Engineering Manager, Site Reliability (SRE)

Posted 4 Days Ago
Hiring Remotely in United States
Remote
160K-200K Annually
Senior level
Information Technology • Security • Cybersecurity
The Role
Lead a Site Reliability Engineering team to ensure product reliability, oversee incident management, and collaborate with other engineering teams on performance issues.
Summary Generated by Built In
About Us

At SentinelOne, we’re redefining cybersecurity by pushing the limits of what’s possible—leveraging AI-powered, data-driven innovation to stay ahead of tomorrow’s threats.

From building industry-leading products to cultivating an exceptional company culture, our core values guide everything we do. We’re looking for passionate individuals who thrive in collaborative environments and are eager to drive impact. If you’re excited about solving complex challenges in bold, innovative ways, we’d love to connect with you.

What are we looking for?

Please note that under Federal & FedRAMP regulations, hiring for this role is limited to US citizens only. 

FedRAMP Staff may be subject to customer or third-party background checks up to and including secret clearance if required by their role at SentinelOne.

We are seeking an experienced engineering and operational Manager to lead a Site Reliability Engineering (SRE) team at SentinelOne. As the Manager of SRE, you will manage a team of SRE professionals responsible for ensuring the reliability and scalability of our products and production services, focusing on the experience our customers have in production every day. You will work closely with other engineering teams to identify and address availability, performance, and capacity issues, and you’ll be a key partner for our externally facing teams including Support, Customer Success, and Sales Engineering. This is a highly visible role within S1 with frequent executive communication opportunities, and is a great opportunity to do good work with good people all around the world.

As a team we value:

  • Thinking from first principles, understanding second order impacts 
  • Curiosity to understand new systems, their operating principles and limitations 
  • Strong operational ownership and a desire to reduce toil via automation
  • A drive to learn, especially from prior failures
  • Courage to take risks and make things happen 
  • Empathy and humility to collaborate effectively with peers and across teams
What will you do?
  • Grow and lead a team of SRE professionals, including setting performance goals and measuring deliverables against key metrics, while evolving those metrics as S1 grows and needs develop
  • Invest in data-driven deep triage on recurring issues, collaborating with other engineering teams to identify and address issues related to reliability, performance, and capacity
  • Develop, improve, and implement processes for the full incident lifecycle, including incident management, post-incident analysis, and learning from incidents.

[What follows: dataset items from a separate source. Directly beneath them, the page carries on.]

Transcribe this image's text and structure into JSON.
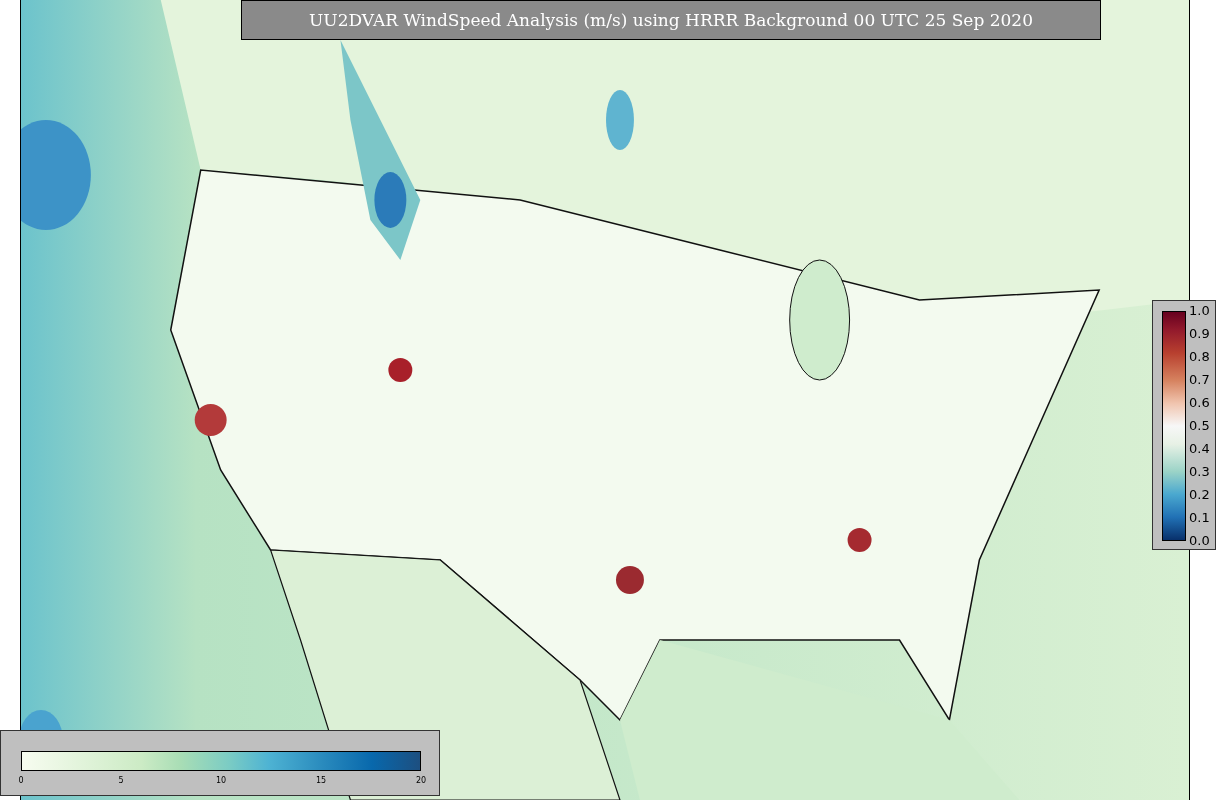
{
  "title": "UU2DVAR WindSpeed Analysis (m/s) using HRRR Background 00 UTC 25 Sep 2020",
  "error_colorbar": {
    "ticks": [
      "1.0",
      "0.9",
      "0.8",
      "0.7",
      "0.6",
      "0.5",
      "0.4",
      "0.3",
      "0.2",
      "0.1",
      "0.0"
    ]
  },
  "speed_colorbar": {
    "ticks": [
      "0",
      "5",
      "10",
      "15",
      "20"
    ]
  }
}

Lead incident response efforts, including coordinating with other teams to investigate and resolve customer-impacting incidents 
  • Design support model for SRE regarding service maturity and service ownership, including monitoring and alerting improvements, and SLI / SLO design and implementation
  • Analyze production metrics and signals to identify areas for improvement and take proactive steps to mitigate issues
  • Develop and implement best practices and standards for Site Reliability Engineering, from day-to-day operations to hiring and planning 
  • Communicate effectively with cross-functional teams to ensure alignment on objectives and priorities. Deliver outcomes, not just stories and tasks. 
What skills and knowledge should you bring?
  • 8+ years of related engineering experience, with at least 2 years in a management role
  • Demonstrated experience leading technical and operational teams at various stages of maturity 
  • Excellent analytical and problem-solving skills
  • Familiarity with modern software development methodologies, tools, and techniques, including CI/CD
  • Experience working with cloud-native applications and large-scale distributed systems, including a working knowledge of technologies such as Kubernetes and Terraform/IaC, and cloud providers such as AWS or GCP
  • Experience with various monitoring and alerting techniques and tools, including frameworks and concepts such as SLOs, OTel and Golden Signals as well as tooling such as Prometheus and Grafana 
  • Extensive experience with incident response and management at various layers of the stack across different business needs and applications, including both hands-on experience leading incidents/post-incident analysis and experience driving broader incident management initiatives 
  • Ability to thrive in a fast-paced, dynamic environment
Why us?

You will be joining a cutting-edge company where you will tackle extraordinary challenges and work with the very best in the industry.

  • Medical, Vision, Dental, 401(k), Commuter, Health and Dependent FSA
  • Unlimited PTO
  • Industry-leading gender-neutral parental leave
  • Paid Company Holidays
  • Paid Sick Time
  • Employee stock purchase program
  • Disability and life insurance
  • Employee assistance program
  • Gym membership reimbursement
  • Cell phone reimbursement
  • Numerous company-sponsored events, including regular happy hours and team-building events

This U.S. role has a base pay range that will vary based on the location of the candidate. For some locations, a different pay range may apply.  If so, this range will be provided to you during the recruiting process. You can also reach out to the recruiter with any questions.

Base Salary Range
$160,000$200,000 USD

SentinelOne is proud to be an Equal Employment Opportunity and Affirmative Action employer. We do not discriminate based upon race, religion, color, national origin, gender (including pregnancy, childbirth, or related medical conditions), sexual orientation, gender identity, gender expression, age, status as a protected veteran, status as an individual with a disability, or other applicable legally protected characteristics.

SentinelOne participates in the E-Verify Program for all U.S. based roles. 

Top Skills

AWS
Ci/Cd
GCP
Grafana
Kubernetes
Prometheus
Terraform
Am I A Good Fit?
beta
Get Personalized Job Insights.
Our AI-powered fit analysis compares your resume with a job listing so you know if your skills & experience align.

The Company
HQ: Mountain View, CA
2,830 Employees
Year Founded: 2013

What We Do

SentinelOne is a leading provider of autonomous security solutions for endpoint, cloud, and identity environments. Founded in 2013 by a team of cybersecurity and defense experts, SentinelOne revolutionized endpoint protection with a new, AI-powered approach. Our platform unifies prevention, detection, response, remediation, and forensics in a single, easy-to-use solution.
Our endpoint security product is designed to protect your organization's endpoints from known and unknown threats, including malware, ransomware, and APTs. It uses artificial intelligence to continuously learn and adapt to new threats, providing real-time protection and automated response capabilities.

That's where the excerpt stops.